Paul Murray to answer eight cobalt charges

A substance found in trainer Paul Murray’s stable fridge contained cobalt at a level previously not seen by Racing NSW stewards.

Murray faces eight charges relating to high levels of cobalt found in pre-race swabs taken from Alma’s Fury before he won the Apollo Stakes in February 2013 and ran second in the Doncaster Prelude in April that year.

The stored samples were analysed after Racing NSW compliance officers found a bottle labelled Concentrated Trace Minerals during a routine race-day inspection of Murray’s stable in June, 2014.

Murray denied any knowledge of that particular bottle, telling stewards on Thursday he had used another bottle with the same name given to him by stable client Peter Holz, a man he said owed the stable around $80,000.

Photographs taken on the day Racing NSW visited the stable showed the bottle sitting in front of a bag of prawns the trainer said he had put there earlier that morning.

“It wasn’t there when I put the prawns in the fridge,” Murray said.

“The other bottle was different and had a different-coloured label.

“Peter Holz got it for me and said everyone was using it so I added it to the drips.”

Racing NSW chief steward Ray Murrihy said analysis of the bottle found in the fridge showed extraordinary cobalt levels.

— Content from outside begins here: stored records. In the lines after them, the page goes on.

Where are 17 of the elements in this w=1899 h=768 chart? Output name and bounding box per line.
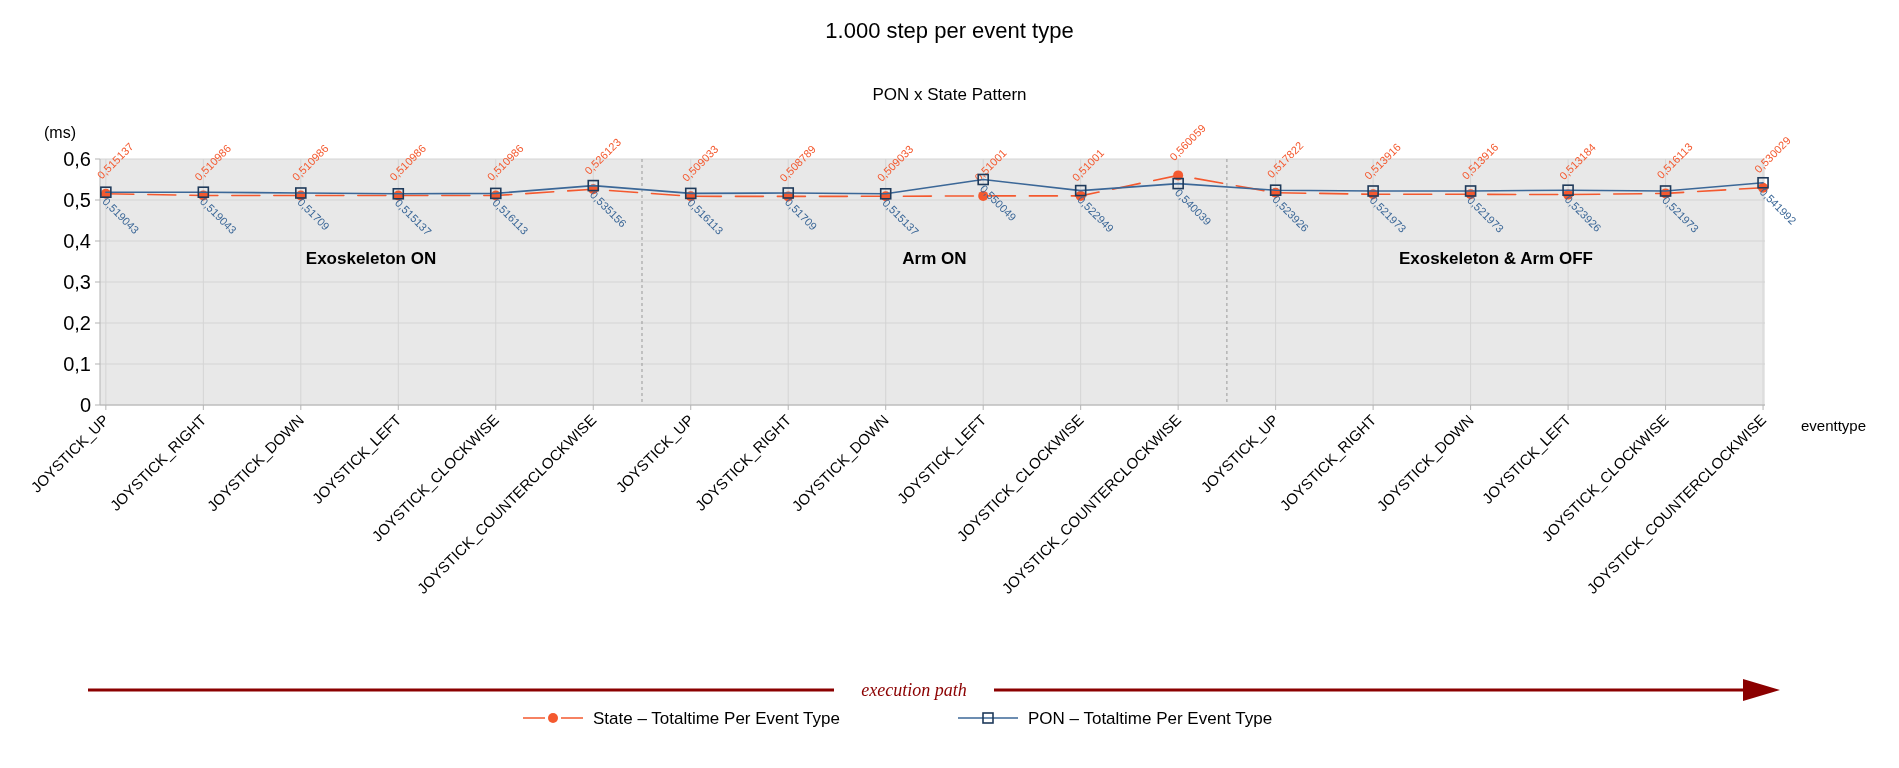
text: execution path xyxy=(861,680,967,700)
x-axis-title: eventtype xyxy=(1801,417,1867,434)
annotation: Arm ON xyxy=(902,248,967,268)
y-tick-label: 0,1 xyxy=(63,353,91,375)
y-tick-label: 0,4 xyxy=(63,230,91,252)
legend-label: State – Totaltime Per Event Type xyxy=(593,709,840,728)
y-axis-title: (ms) xyxy=(44,124,76,141)
chart-title: 1.000 step per event type xyxy=(825,18,1074,43)
annotation: Exoskeleton & Arm OFF xyxy=(1398,248,1593,268)
y-tick-label: 0,3 xyxy=(63,271,91,293)
y-tick-label: 0 xyxy=(79,394,91,416)
y-tick-label: 0,2 xyxy=(63,312,91,334)
legend-label: PON – Totaltime Per Event Type xyxy=(1028,709,1273,728)
annotation: Exoskeleton ON xyxy=(305,248,437,268)
y-tick-label: 0,5 xyxy=(63,189,91,211)
y-tick-label: 0,6 xyxy=(63,148,91,170)
chart-subtitle: PON x State Pattern xyxy=(872,85,1027,104)
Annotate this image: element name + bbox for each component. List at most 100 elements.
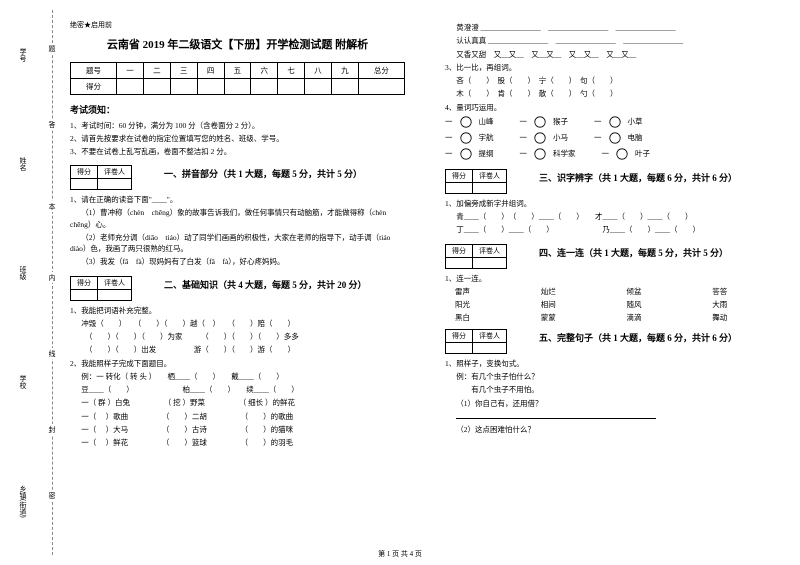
p2-row: 一（ ）大马 （ ）古诗 （ ）的猫咪	[70, 424, 405, 435]
p2-row: （ ）（ ）出发 游（ ）（ ）游（ ）	[70, 344, 405, 355]
th: 总分	[358, 63, 404, 79]
part1-title: 一、拼音部分（共 1 大题，每题 5 分，共计 5 分）	[164, 167, 362, 180]
cell	[71, 179, 98, 190]
p3-q: 1、加偏旁成新字并组词。	[445, 198, 780, 209]
ring-icon	[533, 131, 547, 145]
sb-c1: 得分	[71, 276, 98, 289]
cell	[98, 179, 132, 190]
notice-item: 2、请首先按要求在试卷的指定位置填写您的姓名、班级、学号。	[70, 133, 405, 144]
cell	[278, 79, 305, 95]
p2-row: 一（ ）鲜花 （ ）篮球 （ ）的羽毛	[70, 437, 405, 448]
ring-icon	[533, 115, 547, 129]
cell	[143, 79, 170, 95]
ring-icon	[533, 147, 547, 161]
rt-row: 木（ ） 肯（ ） 散（ ） 勺（ ）	[445, 88, 780, 99]
conn-cell: 大雨	[712, 299, 780, 310]
sb-c1: 得分	[446, 244, 473, 257]
p1-line: （2）老师充分调（diāo tiáo）动了同学们画画的积极性，大家在老师的指导下…	[70, 232, 405, 255]
right-column: 黄澄澄 ________________ ________________ __…	[425, 0, 800, 565]
p1-line: （1）曹冲称（chèn chēng）象的故事告诉我们，做任何事情只有动脑筋，才能…	[70, 207, 405, 230]
p2-row: 一（ ）歌曲 （ ）二胡 （ ）的歌曲	[70, 411, 405, 422]
conn-cell: 相间	[541, 299, 609, 310]
th: 七	[278, 63, 305, 79]
rt-line: 又香又甜 又__又__ 又__又__ 又__又__ 又__又__	[445, 49, 780, 60]
cell	[473, 257, 507, 268]
p1-q: 1、请在正确的读音下面"____"。	[70, 194, 405, 205]
part5-title: 五、完整句子（共 1 大题，每题 6 分，共计 6 分）	[539, 331, 737, 344]
sb-c1: 得分	[71, 166, 98, 179]
classifier-row: 一提纲 一科学家 一叶子	[445, 147, 780, 161]
rt-line: 认认真真 ________________ ________________ _…	[445, 35, 780, 46]
p5-line	[445, 411, 780, 422]
rt-q3: 3、比一比，再组词。	[445, 62, 780, 73]
th: 八	[305, 63, 332, 79]
th: 三	[170, 63, 197, 79]
w: 电脑	[628, 132, 643, 143]
th: 九	[331, 63, 358, 79]
cell	[331, 79, 358, 95]
cell	[446, 182, 473, 193]
sb-c2: 评卷人	[473, 329, 507, 342]
exam-title: 云南省 2019 年二级语文【下册】开学检测试题 附解析	[70, 36, 405, 52]
p2-row: （ ）（ ）（ ）为家 （ ）（ ）（ ）多多	[70, 331, 405, 342]
marker-box: 得分评卷人	[445, 169, 507, 194]
part3-title: 三、识字辨字（共 1 大题，每题 6 分，共计 6 分）	[539, 171, 737, 184]
p4-q: 1、连一连。	[445, 273, 780, 284]
p2-row: 豆____（ ） 柏____（ ） 续____（ ）	[70, 384, 405, 395]
p3-row: 青____（ ） （ ）____（ ） 才____（ ）____（ ）	[445, 211, 780, 222]
cell	[197, 79, 224, 95]
cell	[71, 289, 98, 300]
p5-line: （2）这点困难怕什么？	[445, 424, 780, 435]
notice-item: 3、不要在试卷上乱写乱画，卷面不整洁扣 2 分。	[70, 146, 405, 157]
p2-q1: 1、我能把词语补充完整。	[70, 305, 405, 316]
ring-icon	[608, 131, 622, 145]
w: 宇航	[479, 132, 494, 143]
part2-title: 二、基础知识（共 4 大题，每题 5 分，共计 20 分）	[164, 278, 367, 291]
cell	[117, 79, 144, 95]
notice-title: 考试须知：	[70, 103, 405, 116]
part4-title: 四、连一连（共 1 大题，每题 5 分，共计 5 分）	[539, 246, 728, 259]
cell	[170, 79, 197, 95]
cell	[98, 289, 132, 300]
marker-box: 得分评卷人	[70, 276, 132, 301]
w: 提纲	[479, 148, 494, 159]
th: 四	[197, 63, 224, 79]
w: 叶子	[635, 148, 650, 159]
p2-row: 一（ 群 ）白兔 （ 挖 ）野菜 （ 细长 ）的鲜花	[70, 397, 405, 408]
conn-cell: 黑白	[455, 312, 523, 323]
th: 五	[224, 63, 251, 79]
p5-line: 有几个虫子不用怕。	[445, 384, 780, 395]
confidential-label: 绝密★启用前	[70, 20, 405, 30]
conn-cell: 阳光	[455, 299, 523, 310]
ring-icon	[608, 115, 622, 129]
p3-row: 丁____（ ）____（ ） 乃____（ ）____（ ）	[445, 224, 780, 235]
ring-icon	[459, 147, 473, 161]
ring-icon	[459, 131, 473, 145]
conn-cell: 滴滴	[627, 312, 695, 323]
row-label: 得分	[71, 79, 117, 95]
w: 小草	[628, 116, 643, 127]
conn-cell: 随风	[627, 299, 695, 310]
cell	[446, 257, 473, 268]
p5-q: 1、照样子，变换句式。	[445, 358, 780, 369]
ring-icon	[615, 147, 629, 161]
p2-row: 冲毁（ ） （ ）（ ）越（ ） （ ）赔（ ）	[70, 318, 405, 329]
cell	[224, 79, 251, 95]
notice-list: 1、考试时间：60 分钟，满分为 100 分（含卷面分 2 分）。 2、请首先按…	[70, 120, 405, 157]
w: 科学家	[553, 148, 576, 159]
th: 题号	[71, 63, 117, 79]
w: 山峰	[479, 116, 494, 127]
ring-icon	[459, 115, 473, 129]
p5-line: （1）你自己有，还用借？	[445, 398, 780, 409]
w: 小马	[553, 132, 568, 143]
conn-cell: 雷声	[455, 286, 523, 297]
sb-c1: 得分	[446, 169, 473, 182]
th: 二	[143, 63, 170, 79]
sb-c2: 评卷人	[473, 244, 507, 257]
rt-q4: 4、量词巧运用。	[445, 102, 780, 113]
page-footer: 第 1 页 共 4 页	[0, 549, 800, 559]
cell	[446, 342, 473, 353]
notice-item: 1、考试时间：60 分钟，满分为 100 分（含卷面分 2 分）。	[70, 120, 405, 131]
score-table: 题号 一 二 三 四 五 六 七 八 九 总分 得分	[70, 62, 405, 95]
sb-c2: 评卷人	[473, 169, 507, 182]
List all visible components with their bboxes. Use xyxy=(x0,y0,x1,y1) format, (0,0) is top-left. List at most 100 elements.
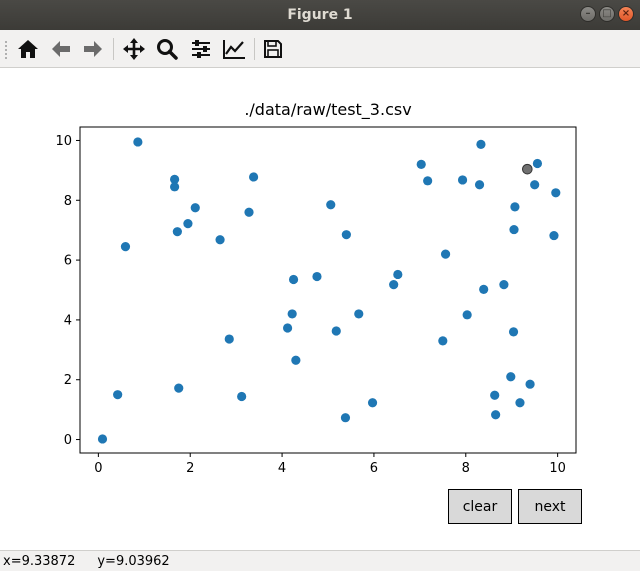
scatter-point xyxy=(113,390,123,400)
scatter-point xyxy=(551,188,561,198)
scatter-point xyxy=(393,269,403,280)
scatter-point xyxy=(515,398,525,408)
scatter-point xyxy=(354,309,364,319)
minimize-icon: – xyxy=(585,8,591,19)
back-arrow-icon xyxy=(52,41,70,57)
scatter-point xyxy=(170,182,180,192)
configure-subplots-button[interactable] xyxy=(186,34,216,64)
selected-point xyxy=(522,163,533,175)
toolbar-separator xyxy=(113,38,114,60)
x-tick-label: 6 xyxy=(370,461,378,476)
x-tick-label: 0 xyxy=(94,461,102,476)
scatter-point xyxy=(510,202,520,212)
configure-subplots-icon xyxy=(192,40,210,58)
chart-title: ./data/raw/test_3.csv xyxy=(244,100,412,119)
maximize-icon: □ xyxy=(602,8,612,19)
scatter-point xyxy=(326,200,336,210)
edit-axis-icon xyxy=(223,40,245,59)
close-button[interactable]: × xyxy=(618,6,634,22)
scatter-point xyxy=(549,230,559,241)
scatter-point xyxy=(530,180,540,190)
scatter-point xyxy=(170,174,180,184)
window-controls: – □ × xyxy=(580,6,634,22)
scatter-point xyxy=(438,336,448,346)
scatter-point xyxy=(490,390,500,400)
scatter-point xyxy=(287,309,297,319)
maximize-button[interactable]: □ xyxy=(599,6,615,22)
scatter-point xyxy=(249,172,259,182)
scatter-point xyxy=(416,159,426,169)
scatter-point xyxy=(525,379,535,389)
close-icon: × xyxy=(621,8,631,19)
forward-arrow-icon xyxy=(84,41,102,57)
axis-ticks: 0 2 4 6 8 10 0 2 4 6 8 10 xyxy=(55,134,565,476)
scatter-point xyxy=(174,383,184,393)
scatter-point xyxy=(97,434,108,444)
y-tick-label: 2 xyxy=(64,373,72,388)
x-tick-label: 4 xyxy=(278,461,286,476)
scatter-point xyxy=(491,410,501,420)
cursor-x-readout: x=9.33872 xyxy=(3,553,76,569)
scatter-point xyxy=(474,180,485,190)
scatter-point xyxy=(133,137,143,147)
clear-button[interactable]: clear xyxy=(448,489,512,524)
scatter-point xyxy=(215,235,225,245)
scatter-points xyxy=(97,137,561,444)
scatter-point xyxy=(237,391,247,402)
scatter-point xyxy=(476,139,486,149)
scatter-point xyxy=(457,175,468,185)
toolbar-separator xyxy=(254,38,255,60)
scatter-point xyxy=(288,274,299,285)
home-button[interactable] xyxy=(13,34,43,64)
y-tick-label: 6 xyxy=(64,254,72,269)
scatter-point xyxy=(172,227,182,237)
scatter-point xyxy=(282,323,293,333)
y-tick-label: 10 xyxy=(55,134,72,149)
scatter-point xyxy=(331,326,341,336)
scatter-point xyxy=(499,280,509,290)
zoom-icon xyxy=(157,39,178,60)
scatter-point xyxy=(224,334,234,344)
save-icon xyxy=(264,40,282,58)
axes-frame xyxy=(79,126,577,454)
save-button[interactable] xyxy=(258,34,288,64)
scatter-point xyxy=(509,224,519,235)
scatter-point xyxy=(440,249,451,259)
home-icon xyxy=(18,40,38,58)
y-tick-label: 4 xyxy=(64,313,72,328)
scatter-point xyxy=(190,203,200,213)
zoom-button[interactable] xyxy=(152,34,182,64)
scatter-point xyxy=(312,271,322,282)
scatter-point xyxy=(508,327,519,337)
scatter-point xyxy=(423,176,433,186)
x-tick-label: 8 xyxy=(462,461,470,476)
scatter-point xyxy=(183,219,193,229)
scatter-point xyxy=(341,230,351,240)
window-title: Figure 1 xyxy=(287,7,353,23)
minimize-button[interactable]: – xyxy=(580,6,596,22)
scatter-point xyxy=(506,372,516,382)
pan-button[interactable] xyxy=(119,34,149,64)
x-tick-label: 10 xyxy=(549,461,566,476)
scatter-plot[interactable]: 0 2 4 6 8 10 0 2 4 6 8 10 xyxy=(0,0,640,550)
toolbar-grip-icon[interactable] xyxy=(4,40,8,60)
next-button[interactable]: next xyxy=(518,489,582,524)
pan-icon xyxy=(123,38,145,60)
back-button[interactable] xyxy=(46,34,76,64)
scatter-point xyxy=(120,242,131,252)
edit-axis-button[interactable] xyxy=(219,34,249,64)
window-titlebar: Figure 1 – □ × xyxy=(0,0,640,30)
scatter-point xyxy=(532,158,543,169)
cursor-y-readout: y=9.03962 xyxy=(97,553,170,569)
y-tick-label: 8 xyxy=(64,194,72,209)
scatter-point xyxy=(244,207,254,217)
forward-button[interactable] xyxy=(78,34,108,64)
scatter-point xyxy=(389,280,399,290)
navigation-toolbar xyxy=(0,30,640,68)
scatter-point xyxy=(340,413,351,423)
y-tick-label: 0 xyxy=(64,433,72,448)
x-tick-label: 2 xyxy=(186,461,194,476)
scatter-point xyxy=(479,284,489,295)
scatter-point xyxy=(462,310,472,320)
scatter-point xyxy=(367,398,378,408)
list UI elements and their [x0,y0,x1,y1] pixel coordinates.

“It had double the concentration of any cobalt product we have ever seen,” Murrihy said.

The reading from Alma’s Fury’s blood sample was 391mcg and a urine sample returned 940mcg.

Stewards have been unable to locate Holz but have telephone records indicating multiple calls between him and disqualified harness racing trainer Shannon Wonson, the person named as supplying Darren Smith with a cobalt product.

Smith is serving a 15-year disqualification after many horses in his stable returned high cobalt levels.

Murray said Wonson had been to his stable to swim horses but he told him not to return.

“I found out he was in trouble and told him not to come back,” he said.

Although the national cobalt threshold of 200mcg/L was not in place until January last year, Racing NSW successfully prosecuted Smith on the basis cobalt comes within the rules prohibiting substances which affect the blood system.

Murray did not enter a plea to the charges and stewards will examine data on his phone before the inquiry resumes in February.